これが更なる失言だったのか、シャノンは、はあ、と嘆息をして、頭痛を耐えるように額に手をやった。

「遠坂はともかく、聞くところによると、アーチャーは傲岸不遜が鎧を着て歩いているような男だそうじゃない。そんなアーチャーが、マスターの指示を唯々諾々と聞くような殊勝なサーヴァントだと思う?」
「………なるほど、納得した。
だが、そうだな。そうなると、あのアーチャーの真名さえもわからぬ状態で、ランサーの能力で真正面から切り結ぶなど愚か者の極み、ということか」
「ええ、あの宝具に対抗できるのは、今のところどうやらバーサーカーだけでしょうし」
「ええい、本当に忌々しい」

ケイネスはそう吐き捨てるように言って、机に拳をたたきつける。

だが、癇性を持て余すといったほどではない。きっとシャノン…認めたくはないが自分に近い関係にあるこの女によって、意に沿わぬどころか思いもよらないことに巻き込まれた結果、耐性が付いたのだろうと自己分析する。不本意ではあるが。

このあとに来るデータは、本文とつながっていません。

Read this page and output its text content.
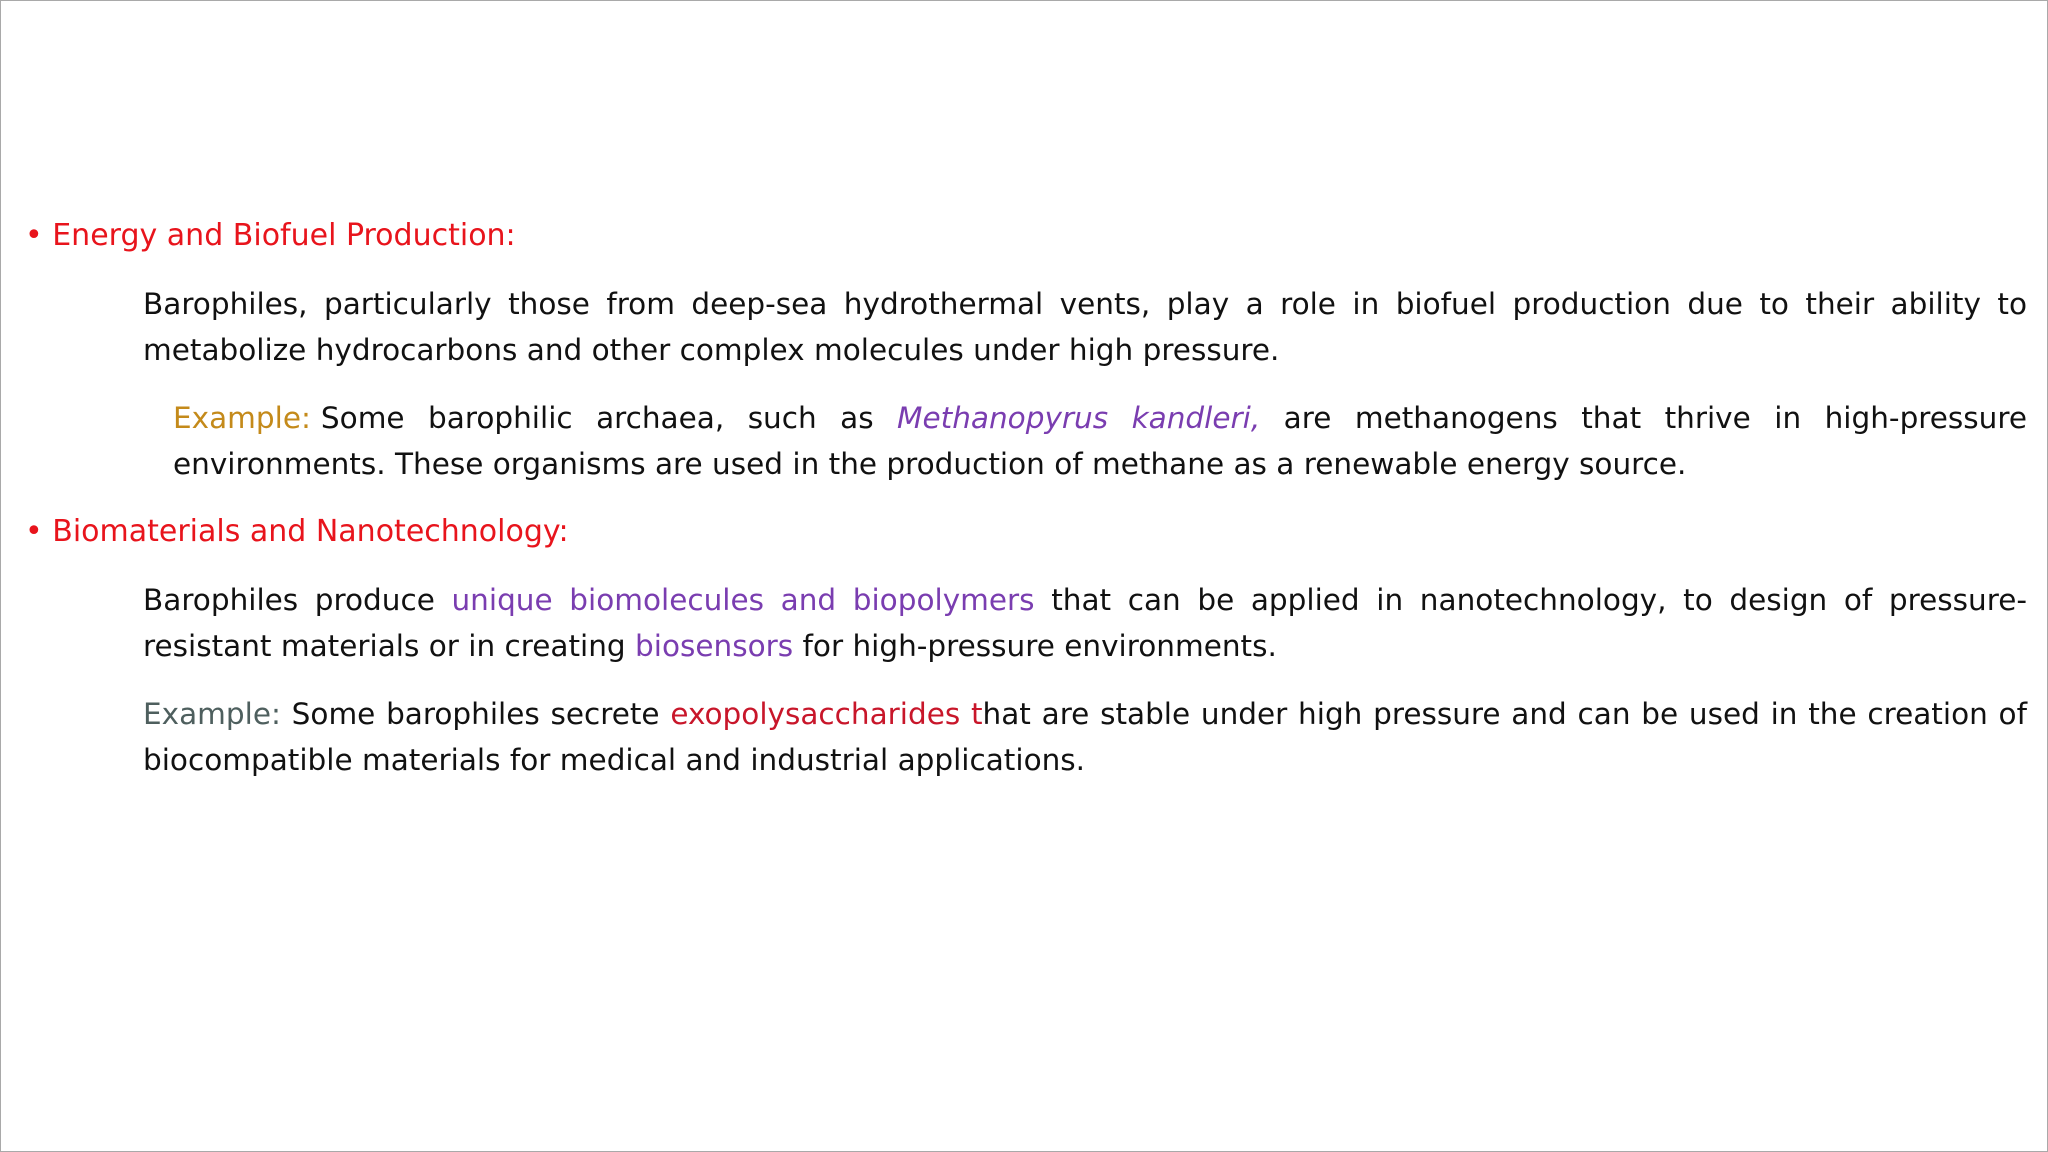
• Energy and Biofuel Production:

Barophiles, particularly those from deep-sea hydrothermal vents, play a role in biofuel production due to their ability to metabolize hydrocarbons and other complex molecules under high pressure.

Example: Some barophilic archaea, such as Methanopyrus kandleri, are methanogens that thrive in high-pressure environments. These organisms are used in the production of methane as a renewable energy source.

• Biomaterials and Nanotechnology:

Barophiles produce unique biomolecules and biopolymers that can be applied in nanotechnology, to design of pressure-resistant materials or in creating biosensors for high-pressure environments.

Example: Some barophiles secrete exopolysaccharides that are stable under high pressure and can be used in the creation of biocompatible materials for medical and industrial applications.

「分かっているとは思うけれど、これでランサーを責めるのは、流石に見当違いと言うものよ。魚に空を飛べと言っても無駄なんですから」
「ああ、わかっているとも。あれの能力などある程度は理解したうえで呼び出したのだからな。今回は遠坂が私の想定を上回っていただけのはなしだ。
ランサーのこととて、主の命を聞かぬところ以外で取り立てて責めるような愚かなマネはせんよ。…なんだ?」

そう、言い連ねるケイネスをシャノンは僅かな沈黙を挟んで、しげしげと見た。
そうして、からかう様で、あげく不思議なものを見るような瞳がケイネスに向けられる。

「いえ、貴方ならランサーを重箱の隅をつつくように責め立てると思っていたのだけれど…ねえケイネス、もしかして悪いものでも食べたの?激辛麻婆とか」
「喰うか!というかなぜ激辛麻婆なんだ!」
「あら、ロード・エルメロイともあろう人が知らないというの?この冬木の名物を。
並みのものが食べたら死ぬ。食せたものこそ、三国一の猛者、的な代物だそうよ」
「知るか、そんなこと!
――まあ、いかに至らぬサーヴァントとはいえ、感情に任せて詰問するほど私も愚かではないということだ」

その言葉はシャノンの意表を完全についたものだったのだろう。
息を少し飲んだ後、シャノンは無言でまじまじと、信じられないものでも見るようにケイネスを眺めてたのち

「……驚いた」

妙に実感をこめてそう呟いた。
そう、まだ何か言いつのりたそうな、シャノンから目をそむけて、ケイネスは先ほどまでは夕日の名残を映していた窓の外を眺めた。
切り取られたような景色は、これからの未来を暗示させるように、面影を無くしていくように黒く塗りつぶされていった。